Editors' Note: This article is part of the Patheos Public Square on the Spirituality of Sex. Read other perspectives here.

Sex is described as many things: it can be an act of passion for some, physical gratification for others, a necessity for procreation, an act of worship for people of faith, or some combination thereof. It is also a word and experience that is often loaded with many emotions: joy, love, and all too often, fear, shame, and stigma.

One of the challenges of beginning this conversation is that historically, sex and sexuality have been seen as uncomfortable subjects across most racial, ethnic, and religious communities. In Muslim communities, the strong notions of privacy and modesty are often conflated with the shaming of feeling sexual desire, which creates an environment hostile to open discourse, let alone operating outside of religious code. This lack of open, nuanced conversation has long-term consequences: it instills shame and unhealthy attitudes toward sex, which many women carry into their sexual relationships, both within the framework of marriage and outside of it. Islam, like many other faiths, has values around sex and sexuality, and most mainstream scholars would agree that the tradition emphasizes:

  1. Abstinence until marriage
  2. Modesty and privacy around sexual issues
  3. Mutual pleasure between partners, a sexual right that both men and women are granted

It is also noteworthy that Islam as a faith is sex-positive—sex is considered to be a sacred act of worship and the right to mutual pleasure is at the forefront—but cultural baggage and patriarchy has perpetuated attitudes of shame, stigma, and silence about sexuality. So what role does sexuality play in the life of the spirit? The current narrative is that sexuality and faith can be at odds with each other for those who may not operate within the above-mentioned religious code, but do they have to be? Have we created a safe, judgment-free space for all in our communities where individuals can explore values and expectations about sex while still feeling a sense of belonging to the faith community they identify with? Is it possible to have a values-based conversation on sex while still honoring personal agency? How can we reclaim the conversation to one that instills positive, healthy attitudes toward sex, instead of one laden with cultural baggage, patriarchy, and shame?
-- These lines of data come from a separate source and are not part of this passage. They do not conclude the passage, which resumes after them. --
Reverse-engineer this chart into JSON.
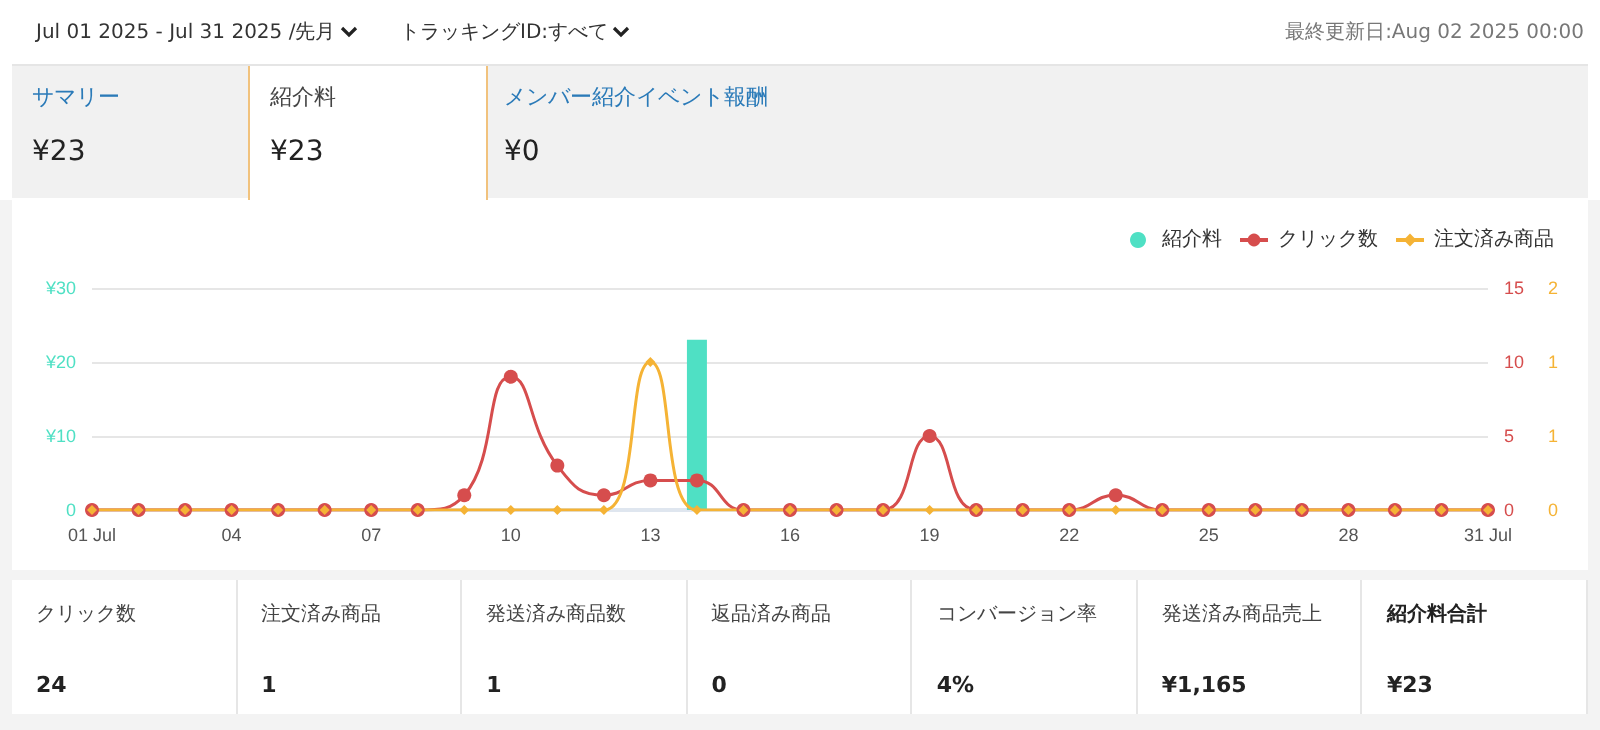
{
  "chart_data": [
    {
      "type": "other",
      "annotations": [
        "Jul 01 2025 - Jul 31 2025 /先月",
        "トラッキングID:すべて",
        "最終更新日:Aug 02 2025 00:00",
        "サマリー",
        "¥23",
        "紹介料",
        "¥23",
        "メンバー紹介イベント報酬",
        "¥0"
      ]
    },
    {
      "type": "bar",
      "categories": [
        "01 Jul",
        null,
        null,
        "04",
        null,
        null,
        "07",
        null,
        null,
        "10",
        null,
        null,
        "13",
        null,
        null,
        "16",
        null,
        null,
        "19",
        null,
        null,
        "22",
        null,
        null,
        "25",
        null,
        null,
        "28",
        null,
        null,
        "31 Jul"
      ],
      "series": [
        {
          "name": "紹介料",
          "type": "bar",
          "color": "#4fe0c4",
          "values": [
            0,
            0,
            0,
            0,
            0,
            0,
            0,
            0,
            0,
            0,
            0,
            0,
            0,
            23,
            0,
            0,
            0,
            0,
            0,
            0,
            0,
            0,
            0,
            0,
            0,
            0,
            0,
            0,
            0,
            0,
            0
          ]
        },
        {
          "name": "クリック数",
          "type": "line",
          "axis": "y2",
          "color": "#d64d4d",
          "marker": "circle",
          "values": [
            0,
            0,
            0,
            0,
            0,
            0,
            0,
            0,
            1,
            9,
            3,
            1,
            2,
            2,
            0,
            0,
            0,
            0,
            5,
            0,
            0,
            0,
            1,
            0,
            0,
            0,
            0,
            0,
            0,
            0,
            0
          ]
        },
        {
          "name": "注文済み商品",
          "type": "line",
          "axis": "y3",
          "color": "#f5b335",
          "marker": "diamond",
          "values": [
            0,
            0,
            0,
            0,
            0,
            0,
            0,
            0,
            0,
            0,
            0,
            0,
            1,
            0,
            0,
            0,
            0,
            0,
            0,
            0,
            0,
            0,
            0,
            0,
            0,
            0,
            0,
            0,
            0,
            0,
            0
          ]
        }
      ],
      "ylim": [
        0,
        30
      ],
      "yticks": [
        0,
        {
          "value": 10,
          "label": "¥10"
        },
        {
          "value": 20,
          "label": "¥20"
        },
        {
          "value": 30,
          "label": "¥30"
        }
      ],
      "y2lim": [
        0,
        15
      ],
      "y2ticks": [
        0,
        5,
        10,
        15
      ],
      "y3lim": [
        0,
        1.5
      ],
      "y3ticks": [
        0,
        {
          "value": 0.5,
          "label": "1"
        },
        1,
        {
          "value": 1.5,
          "label": "2"
        }
      ],
      "grid": "y",
      "legend": "top right"
    },
    {
      "type": "other",
      "annotations": [
        "クリック数",
        "24",
        "注文済み商品",
        "1",
        "発送済み商品数",
        "1",
        "返品済み商品",
        "0",
        "コンバージョン率",
        "4%",
        "発送済み商品売上",
        "¥1,165",
        "紹介料合計",
        "¥23"
      ]
    }
  ]
}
As the Executive Director of HEART Women & Girls, a nonprofit that promotes sexual heath in faith communities, my work demands that I ask these tough, uncomfortable questions. Often times, these questions are the pink elephant in the room. In secular spaces, sex positivity and feminism promote sexual freedom and tend to dismiss religious law that promotes ideals such as abstinence as oppressive. Despite the reality that Islam is historically a sex-positive faith, with numerous, detailed references in Quran, hadith, and other legalistic texts, current religious discourse often offers Muslims little space to openly ask questions and negotiate their sexual identities.
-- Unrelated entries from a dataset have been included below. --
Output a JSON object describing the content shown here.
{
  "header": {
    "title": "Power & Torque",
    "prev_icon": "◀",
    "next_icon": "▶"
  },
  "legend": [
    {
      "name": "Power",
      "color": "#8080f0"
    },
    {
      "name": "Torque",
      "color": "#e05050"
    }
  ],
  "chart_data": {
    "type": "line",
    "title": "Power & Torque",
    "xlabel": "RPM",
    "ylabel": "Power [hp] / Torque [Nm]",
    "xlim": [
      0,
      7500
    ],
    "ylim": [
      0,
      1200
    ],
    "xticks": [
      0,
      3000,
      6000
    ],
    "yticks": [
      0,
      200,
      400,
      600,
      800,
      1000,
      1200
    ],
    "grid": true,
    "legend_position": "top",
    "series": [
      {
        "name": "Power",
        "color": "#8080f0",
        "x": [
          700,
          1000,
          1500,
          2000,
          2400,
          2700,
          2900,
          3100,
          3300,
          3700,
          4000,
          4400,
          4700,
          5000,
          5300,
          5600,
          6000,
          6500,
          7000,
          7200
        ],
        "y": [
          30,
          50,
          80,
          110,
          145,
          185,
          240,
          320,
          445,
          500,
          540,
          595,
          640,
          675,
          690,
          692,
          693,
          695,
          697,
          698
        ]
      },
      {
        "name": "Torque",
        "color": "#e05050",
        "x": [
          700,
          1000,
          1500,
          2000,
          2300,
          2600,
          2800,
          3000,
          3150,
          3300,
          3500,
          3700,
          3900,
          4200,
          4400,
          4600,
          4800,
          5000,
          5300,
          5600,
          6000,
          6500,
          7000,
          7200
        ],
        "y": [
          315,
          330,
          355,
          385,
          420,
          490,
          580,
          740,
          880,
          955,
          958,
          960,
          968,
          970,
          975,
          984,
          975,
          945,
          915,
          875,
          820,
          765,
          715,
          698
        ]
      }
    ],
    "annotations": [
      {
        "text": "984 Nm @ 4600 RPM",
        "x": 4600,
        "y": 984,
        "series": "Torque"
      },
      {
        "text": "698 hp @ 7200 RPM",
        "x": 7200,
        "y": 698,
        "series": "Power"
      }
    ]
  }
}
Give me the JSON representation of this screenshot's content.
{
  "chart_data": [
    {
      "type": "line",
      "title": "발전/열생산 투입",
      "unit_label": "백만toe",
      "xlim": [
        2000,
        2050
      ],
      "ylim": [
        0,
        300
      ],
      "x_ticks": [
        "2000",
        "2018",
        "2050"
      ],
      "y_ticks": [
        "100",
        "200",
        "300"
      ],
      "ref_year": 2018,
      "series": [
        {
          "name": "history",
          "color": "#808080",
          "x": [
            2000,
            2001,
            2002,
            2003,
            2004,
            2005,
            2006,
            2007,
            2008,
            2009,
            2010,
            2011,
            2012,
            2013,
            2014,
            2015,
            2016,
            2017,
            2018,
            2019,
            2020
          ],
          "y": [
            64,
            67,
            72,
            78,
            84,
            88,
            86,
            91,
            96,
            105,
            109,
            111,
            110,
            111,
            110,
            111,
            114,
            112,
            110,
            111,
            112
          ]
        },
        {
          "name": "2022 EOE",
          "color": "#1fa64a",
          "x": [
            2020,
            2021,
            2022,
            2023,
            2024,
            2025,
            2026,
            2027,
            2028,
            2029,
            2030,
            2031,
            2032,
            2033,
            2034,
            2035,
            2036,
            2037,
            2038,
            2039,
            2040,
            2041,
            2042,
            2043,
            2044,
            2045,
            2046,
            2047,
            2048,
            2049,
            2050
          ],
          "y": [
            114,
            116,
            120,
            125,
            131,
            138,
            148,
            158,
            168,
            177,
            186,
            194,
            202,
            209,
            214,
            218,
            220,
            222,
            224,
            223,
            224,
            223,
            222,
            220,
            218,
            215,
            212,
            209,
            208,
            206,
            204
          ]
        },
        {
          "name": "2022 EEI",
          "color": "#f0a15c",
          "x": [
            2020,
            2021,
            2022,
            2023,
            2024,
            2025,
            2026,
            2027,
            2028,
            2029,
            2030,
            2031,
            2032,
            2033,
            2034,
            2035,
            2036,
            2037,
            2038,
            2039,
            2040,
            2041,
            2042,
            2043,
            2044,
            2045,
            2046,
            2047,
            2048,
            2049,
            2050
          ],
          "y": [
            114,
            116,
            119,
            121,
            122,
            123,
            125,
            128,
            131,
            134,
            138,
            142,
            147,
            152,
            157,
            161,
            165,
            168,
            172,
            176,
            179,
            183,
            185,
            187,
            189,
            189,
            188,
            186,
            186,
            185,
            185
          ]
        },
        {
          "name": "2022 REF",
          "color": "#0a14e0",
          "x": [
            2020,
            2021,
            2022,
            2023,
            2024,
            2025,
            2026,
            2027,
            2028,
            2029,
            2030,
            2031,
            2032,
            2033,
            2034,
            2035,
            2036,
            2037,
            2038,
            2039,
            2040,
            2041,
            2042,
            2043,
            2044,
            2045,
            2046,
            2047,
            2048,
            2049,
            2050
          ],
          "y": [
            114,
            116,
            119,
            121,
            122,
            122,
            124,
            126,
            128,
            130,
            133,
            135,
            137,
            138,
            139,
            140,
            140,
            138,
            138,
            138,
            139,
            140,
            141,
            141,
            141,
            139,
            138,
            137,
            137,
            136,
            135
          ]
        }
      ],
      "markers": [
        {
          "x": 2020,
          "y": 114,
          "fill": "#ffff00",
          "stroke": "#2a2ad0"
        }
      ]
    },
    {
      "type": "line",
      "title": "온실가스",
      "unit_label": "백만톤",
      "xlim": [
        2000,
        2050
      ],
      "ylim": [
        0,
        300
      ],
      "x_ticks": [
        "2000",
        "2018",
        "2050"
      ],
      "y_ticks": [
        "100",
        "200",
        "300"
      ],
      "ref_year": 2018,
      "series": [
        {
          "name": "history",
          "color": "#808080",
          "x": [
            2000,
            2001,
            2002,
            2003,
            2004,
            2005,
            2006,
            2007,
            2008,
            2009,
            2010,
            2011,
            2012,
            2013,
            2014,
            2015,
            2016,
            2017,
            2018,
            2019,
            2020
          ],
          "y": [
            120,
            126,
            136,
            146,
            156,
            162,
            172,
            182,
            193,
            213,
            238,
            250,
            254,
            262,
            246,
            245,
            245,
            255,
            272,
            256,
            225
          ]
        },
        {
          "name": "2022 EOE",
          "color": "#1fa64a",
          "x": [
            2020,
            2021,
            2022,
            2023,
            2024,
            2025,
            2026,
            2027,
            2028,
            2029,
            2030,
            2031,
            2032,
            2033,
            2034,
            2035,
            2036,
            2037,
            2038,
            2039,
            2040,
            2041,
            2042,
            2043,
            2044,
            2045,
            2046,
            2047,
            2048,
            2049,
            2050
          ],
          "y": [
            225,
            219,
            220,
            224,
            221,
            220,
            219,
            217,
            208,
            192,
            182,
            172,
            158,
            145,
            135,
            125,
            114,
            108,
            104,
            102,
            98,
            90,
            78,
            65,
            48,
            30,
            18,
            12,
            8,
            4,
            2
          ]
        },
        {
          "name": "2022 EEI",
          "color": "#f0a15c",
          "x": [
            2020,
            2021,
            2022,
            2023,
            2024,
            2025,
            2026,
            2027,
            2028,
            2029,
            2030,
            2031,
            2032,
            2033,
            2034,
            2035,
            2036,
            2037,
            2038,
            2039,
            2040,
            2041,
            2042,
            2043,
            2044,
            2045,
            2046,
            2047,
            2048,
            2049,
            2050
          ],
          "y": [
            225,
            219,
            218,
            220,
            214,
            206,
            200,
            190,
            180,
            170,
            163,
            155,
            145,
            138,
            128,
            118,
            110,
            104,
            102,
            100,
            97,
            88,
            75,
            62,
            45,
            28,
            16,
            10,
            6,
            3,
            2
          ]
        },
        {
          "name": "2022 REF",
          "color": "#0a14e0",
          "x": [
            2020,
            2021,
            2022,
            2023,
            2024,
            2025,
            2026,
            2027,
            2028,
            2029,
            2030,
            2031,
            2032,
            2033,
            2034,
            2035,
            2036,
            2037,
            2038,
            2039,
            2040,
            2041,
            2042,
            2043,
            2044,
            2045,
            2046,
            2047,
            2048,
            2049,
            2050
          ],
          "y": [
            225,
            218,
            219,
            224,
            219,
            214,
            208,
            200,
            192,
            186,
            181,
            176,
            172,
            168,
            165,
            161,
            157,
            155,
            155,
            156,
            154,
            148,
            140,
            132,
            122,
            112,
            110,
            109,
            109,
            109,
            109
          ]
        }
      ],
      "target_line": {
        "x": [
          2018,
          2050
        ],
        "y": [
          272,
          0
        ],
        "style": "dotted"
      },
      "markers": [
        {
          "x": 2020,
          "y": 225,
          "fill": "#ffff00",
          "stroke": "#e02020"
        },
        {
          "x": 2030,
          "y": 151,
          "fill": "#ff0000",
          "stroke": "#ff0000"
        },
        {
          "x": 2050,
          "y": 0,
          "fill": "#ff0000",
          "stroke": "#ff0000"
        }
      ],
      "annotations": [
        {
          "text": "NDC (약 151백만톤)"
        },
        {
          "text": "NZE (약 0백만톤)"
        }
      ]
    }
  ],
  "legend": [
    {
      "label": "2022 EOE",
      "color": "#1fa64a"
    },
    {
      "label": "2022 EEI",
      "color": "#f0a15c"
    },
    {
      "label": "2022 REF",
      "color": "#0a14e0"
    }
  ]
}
In fact, many Muslim scholars instead reinforce cultural and patriarchal stereotypes about female sexuality and pass them off as Islamic guidance. Consequently, many unmarried women, and even some married women, find themselves being denied their sexuality even as adults, being shamed and at times alienated when speaking openly about sexuality or sexual health concerns. And while I am certainly not arguing that Islamic law should be changed, I do believe it's time to address the topic of sex and sexuality with respect and dignity, to engage in nuanced, honest discussions, and to reclaim sexual decision making—both for those who choose to engage as well as those who choose to abstain—as a tool of empowerment. For example, many Muslims find their faith and Islamic guidelines empowering (and not oppressive), and work to incorporate them throughout their lives. There have been instances when individuals:

  1. Choose abstinence, or return to abstinence after being sexually active, for the sake of their faith.
  2. Explore romantic relationships and companionship in at a time when the age of marriage is delayed, but still strive to maintain their physical boundaries.